Wynne also created private Instagram accounts for both her classes where students can submit their images for critique.
“It’s kind of cool. Usually, during a critique in the classroom, not every student has a chance to speak about every piece of work because it would take a long time, but in this case, they have to sit with each other’s work and think about it,” she says. “It also necessitates that they’re quite precise and thoughtful about what they’re saying about each other’s work.”
She also has asked her students to keep photos of their artwork handy, as they’ll also hold live critiques via Zoom screen-sharing.
“I think that creativity and having a creative outlet right now is really important for people — not only my Clark students but also other artists I’ve spoken with. At first, I was a little skeptical about how meaningful of a connection we could make with an online platform like Zoom, but I think it actually is providing a place for students to connect and transmit some inspiration.”
Studio art major Samuel Mescon ’21 says that after a two- or three-week adjustment period, attending classes online began to feel more normal. He’s been able to maintain relationships with his professors and continues to receive feedback virtually.
“Those classes are pretty independent and project-based, anyway,” he says. “You’re doing your own thing even when there are in-person classes — the only difference is we’re not coming together in person to critique and share work; we’re doing it digitally.”
In his Image and Word class, taught by DiRado and theatre arts professor Gino DiIorio, theatre and photography students are working together to make art based on how their lives have changed during the pandemic. Mescon said his classmates have been shooting photos and writing plays about isolation and the virus, and sharing their work over Zoom and Facebook.
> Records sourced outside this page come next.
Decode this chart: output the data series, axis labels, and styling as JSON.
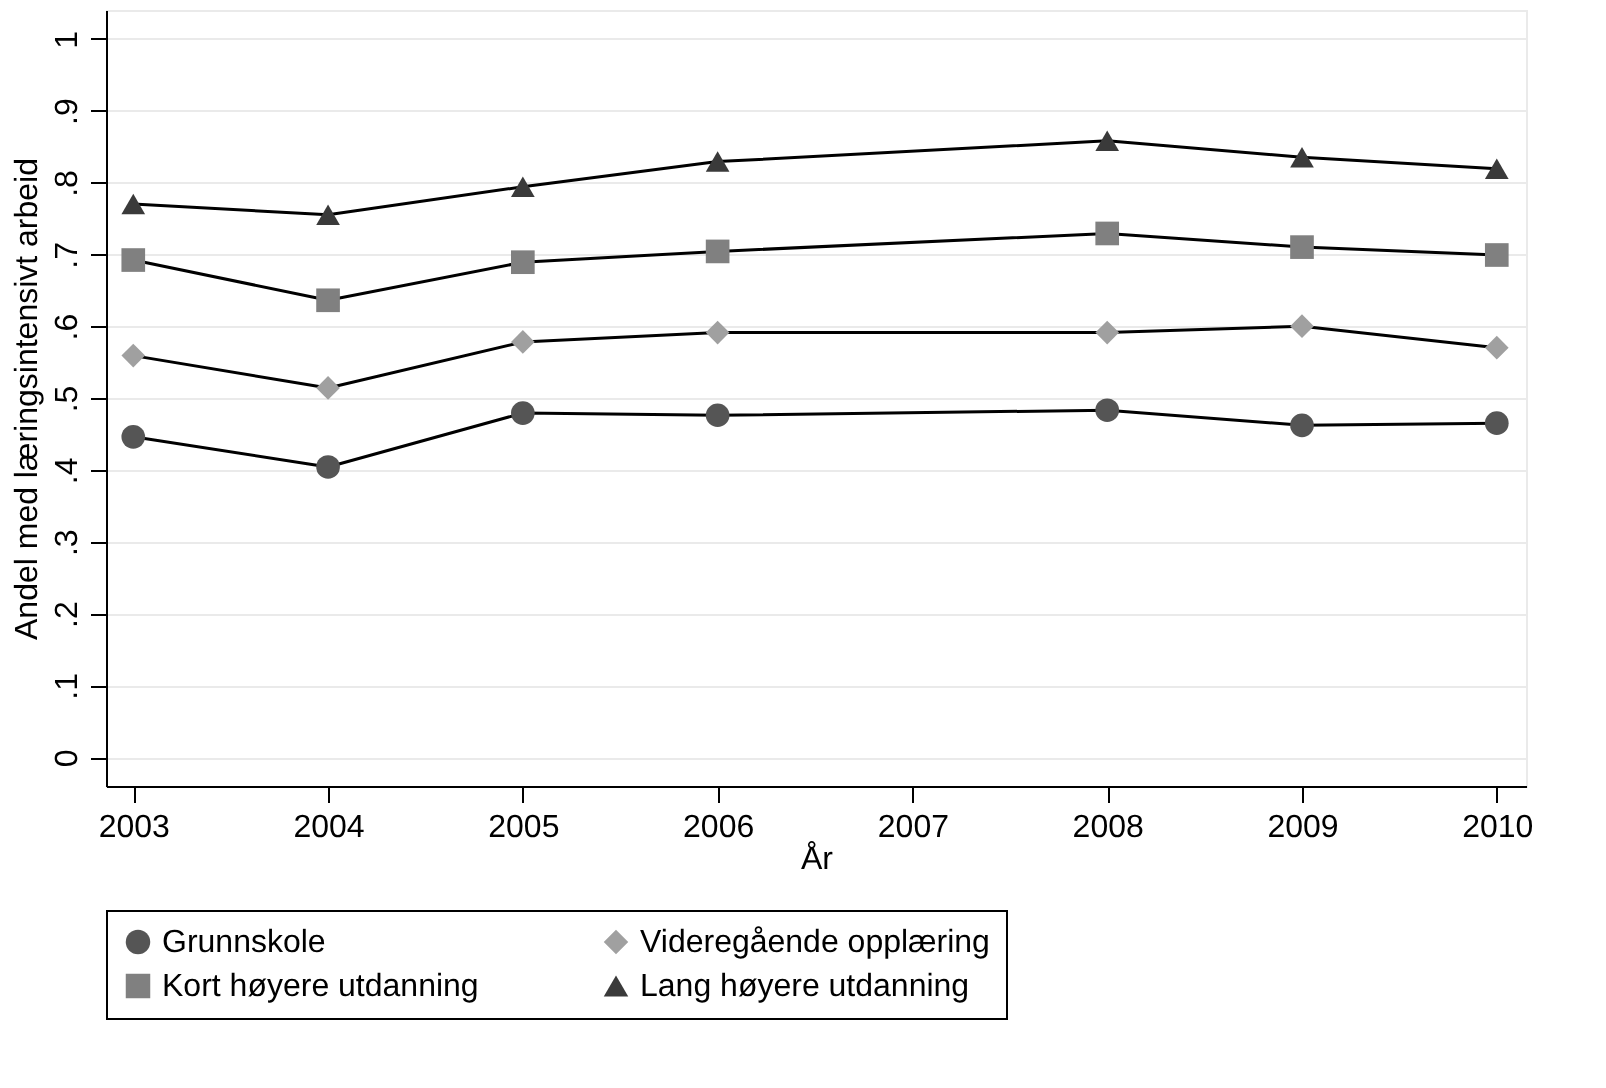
{
  "chart_data": {
    "type": "line",
    "xlabel": "År",
    "ylabel": "Andel med læringsintensivt arbeid",
    "x": [
      2003,
      2004,
      2005,
      2006,
      2008,
      2009,
      2010
    ],
    "series": [
      {
        "name": "Grunnskole",
        "color": "#555555",
        "marker": "circle",
        "values": [
          0.446,
          0.404,
          0.479,
          0.476,
          0.483,
          0.462,
          0.465
        ]
      },
      {
        "name": "Videregående opplæring",
        "color": "#a0a0a0",
        "marker": "diamond",
        "values": [
          0.559,
          0.514,
          0.578,
          0.591,
          0.591,
          0.6,
          0.57
        ]
      },
      {
        "name": "Kort høyere utdanning",
        "color": "#808080",
        "marker": "square",
        "values": [
          0.692,
          0.636,
          0.689,
          0.704,
          0.729,
          0.71,
          0.699
        ]
      },
      {
        "name": "Lang høyere utdanning",
        "color": "#3a3a3a",
        "marker": "triangle",
        "values": [
          0.77,
          0.755,
          0.794,
          0.829,
          0.858,
          0.835,
          0.819
        ]
      }
    ],
    "xlim": [
      2002.86,
      2010.15
    ],
    "xticks": [
      2003,
      2004,
      2005,
      2006,
      2007,
      2008,
      2009,
      2010
    ],
    "ylim": [
      -0.04,
      1.04
    ],
    "yticks": [
      0,
      {
        "value": 0.1,
        "label": ".1"
      },
      {
        "value": 0.2,
        "label": ".2"
      },
      {
        "value": 0.3,
        "label": ".3"
      },
      {
        "value": 0.4,
        "label": ".4"
      },
      {
        "value": 0.5,
        "label": ".5"
      },
      {
        "value": 0.6,
        "label": ".6"
      },
      {
        "value": 0.7,
        "label": ".7"
      },
      {
        "value": 0.8,
        "label": ".8"
      },
      {
        "value": 0.9,
        "label": ".9"
      },
      1
    ],
    "grid": "y",
    "legend": "bottom",
    "line_style": "solid"
  }
}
“In that way, it’s been a very relevant course and workload that we’ve had the past couple of weeks,” he says. “We’re making art that’s directly relevant to that.”
As a photographer, Mescon has also been documenting his daily life by shooting photos of the inside of his apartment, his roommates working at their desks, and some self-portraits to chronicle the experience of isolation and social distancing.
“As a photographer and an artist, you can never do enough of that,” he says. “It’s also a coping mechanism. It helps me process the reality of the situation and it gives me some purpose for my art.”